RELATO PUBLICADO EN LA REVISTA MEXICANA TIERRA ADENTRO, NÚM 198-199.
Los compañeros de trabajo de Silvio Luján Viviani están demasiado ocupados encendiendo un porrito infinitesimal que al prenderse se consume más rápido por la erosión del viento en la brasa que por las caladas urgentes de cada boca. Se enciman unos a otros formando una carpa humana que proteja a este espécimen en peligro de extinción, valiéndose de camperas y delantales, de brazos y cabeceos, y se olvidan de burlarse de Silvio, como cada día al final de la jornada de trabajo. Silvio los mira, se siente ligeramente desilusionado por no tener el protagonismo de la burla (de manera consensuada, una forma de inclusión) pero no se entristece: sabe que para ellos esa es una tuca clave, la de antes de volver a casa, es su premio por la misión cumplida del día.

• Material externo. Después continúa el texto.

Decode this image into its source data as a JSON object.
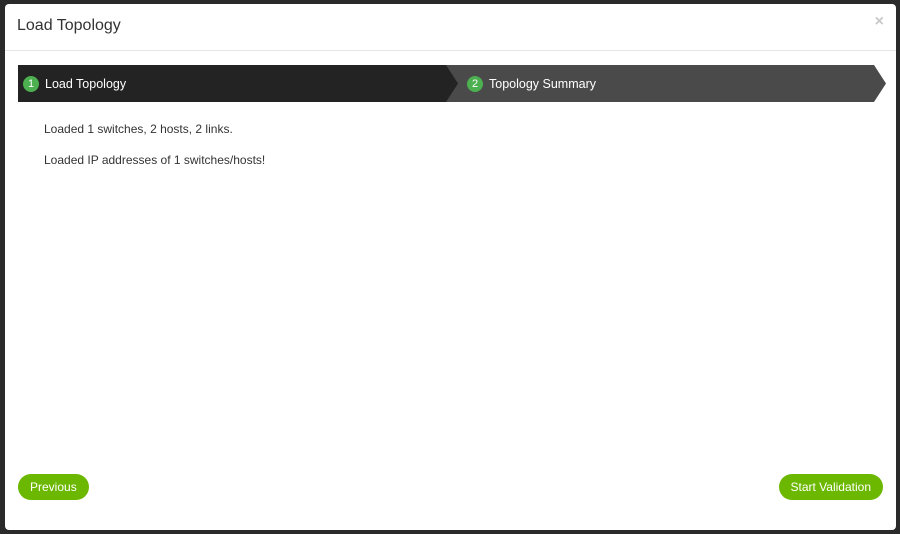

Él no puede fumar. Una vez le convidaron (le insistieron), probó y vomitó y después anduvo unas horas muy desorientado. Si bien, al principio, él y sus compañeros de trabajo se rieron bastante con sus balbuceos canábicos (sentía la mandíbula de espuma), con la descompostura y la sesión de vómitos y confusión hubo inquietud, culpa, alarmismo, intentos de llamar a un médico o a los padres de Silvio o a los del pil (Plan de Integración Laboral), que fueron los que armaron el convenio de pasantías por el que pudo entrar a trabajar como bachero en el restorán.

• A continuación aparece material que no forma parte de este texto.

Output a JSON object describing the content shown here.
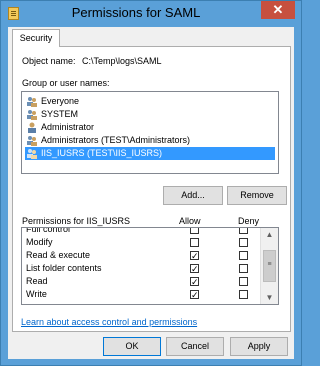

Mañana Silvio cumple veinticinco años. Como los padres lo han sobreprotegido, es decir, controlado; es decir, sometido, Silvio nunca pudo estar con una chica: jamás durmió fuera de su casa, nunca pudo hacer algo más que manosear a alguna compañerita de la escuela especial, a la que todavía va dos veces por semana para asistir a las actividades integradoras que el establecimiento organiza con los exalumnos. Por momentos, Silvio siente que esa contención también es una forma de prisión. Tal vez esté demasiado institucionalizado, sobreestimulado, hipercontenido, tan ocupado en ejercer la normalidad vinculándose cotidianamente con las organizaciones privadas y gubernamentales que se encargan de casos como el suyo, que no tiene chance de hacer lo único que quiere, lo que realmente le interesa en esta etapa de su vida, sobre todo antes de cumplir los veinticinco años, que es cojer.
No tenía la idea tan definida hasta que entró a trabajar al restorán, donde sus compañeros, para hacerlo sentir uno más, comenzaron a preguntarle primero, y a molestarlo constantemente después, acerca de su virginidad.

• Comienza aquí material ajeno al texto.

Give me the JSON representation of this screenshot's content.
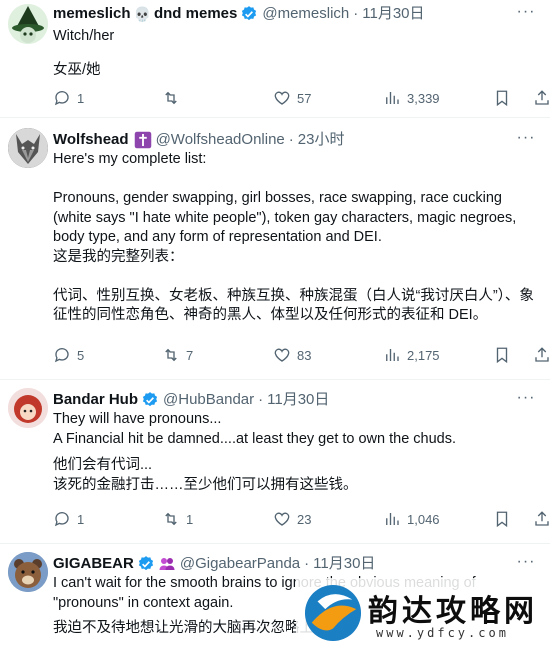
{
  "tweets": [
    {
      "display_name": "memeslich",
      "name_suffix": "dnd memes",
      "handle": "@memeslich",
      "time": "11月30日",
      "lines": [
        "Witch/her",
        "女巫/她"
      ],
      "replies": "1",
      "retweets": "",
      "likes": "57",
      "views": "3,339"
    },
    {
      "display_name": "Wolfshead",
      "handle": "@WolfsheadOnline",
      "time": "23小时",
      "lines": [
        "Here's my complete list:",
        "Pronouns, gender swapping, girl bosses, race swapping, race cucking",
        "(white says \"I hate white people\"), token gay characters, magic negroes,",
        "body type, and any form of representation and DEI.",
        "这是我的完整列表：",
        "代词、性别互换、女老板、种族互换、种族混蛋（白人说“我讨厌白人”）、象",
        "征性的同性恋角色、神奇的黑人、体型以及任何形式的表征和 DEI。"
      ],
      "replies": "5",
      "retweets": "7",
      "likes": "83",
      "views": "2,175"
    },
    {
      "display_name": "Bandar Hub",
      "handle": "@HubBandar",
      "time": "11月30日",
      "lines": [
        "They will have pronouns...",
        "A Financial hit be damned....at least they get to own the chuds.",
        "他们会有代词...",
        "该死的金融打击……至少他们可以拥有这些钱。"
      ],
      "replies": "1",
      "retweets": "1",
      "likes": "23",
      "views": "1,046"
    },
    {
      "display_name": "GIGABEAR",
      "handle": "@GigabearPanda",
      "time": "11月30日",
      "lines": [
        "I can't wait for the smooth brains to ignore the obvious meaning of",
        "\"pronouns\" in context again.",
        "我迫不及待地想让光滑的大脑再次忽略上"
      ]
    }
  ],
  "watermark": {
    "title": "韵达攻略网",
    "url": "www.ydfcy.com"
  },
  "colors": {
    "verified_blue": "#1d9bf0",
    "muted_text": "#536471",
    "cross_badge": "#8e44ad"
  }
}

ILUSTRACIONES DE SANTIAGO SOLÍS
Hay una broma troncal relacionada con la edad y la inexperiencia sexual desde la que se ramifican el resto de los chistes y las burlas, las jaranas, las gansadas, los comentarios nimios, que siempre conducen en dirección al mismo tema, atraídos por la fuerza de gravedad más poderosa del universo (de ese universo de la cocina, al menos), que es la virginidad de Silvio. Se diría que el mundo gira gracias a su castidad, que cada uno de los muchachos que trabaja en el restorán amanece cada día en su miserable cama con el único propósito de llegar al trabajo para encontrarse con el mogo lavando vajilla para preguntarle, palmada cariñosa mediante:
–¿Y, Silvito? ¿Debutaste anoche?
Cada noche que no pierde su virginidad asegura un nuevo amanecer.
Pero algo ha cambiado: mañana Silvio cumple veinticinco años y ha decidido cometer doble infracción. La primera, bastante grave, es no volver ahora inmediatamente a su casa, donde vive con sus padres. Se va a tomar unas horas, dos o tres, verá él lo que vaya necesitando. La segunda, menor pero estratégica, es no haber comentado con sus compañeros que en este momento, que ha terminado el turno, va a agarrar su bicicleta y encarar la ruta hacia la zona de muchachas, para levantar alguna que lo ayude, que lo asista y que lo conduzca a cambiar su estatus; el estado que lo mantiene aferrado a la niñez, que lo convierte en el centro del universo (de ese universo) y que es el motor que mueve todas las cosas.
Entonces dice chau con la mano. Los compañeros le tosen guarangadas sobre la proximidad de su cumpleaños (soplar la vela, esas cosas), y vuelven a concentrarse en sus menesteres. Silvio monta su bicicleta, de cara al viento frío de agosto y se mete por la avenida que desemboca en la ruta. Y cuando agarra la ruta, sonríe.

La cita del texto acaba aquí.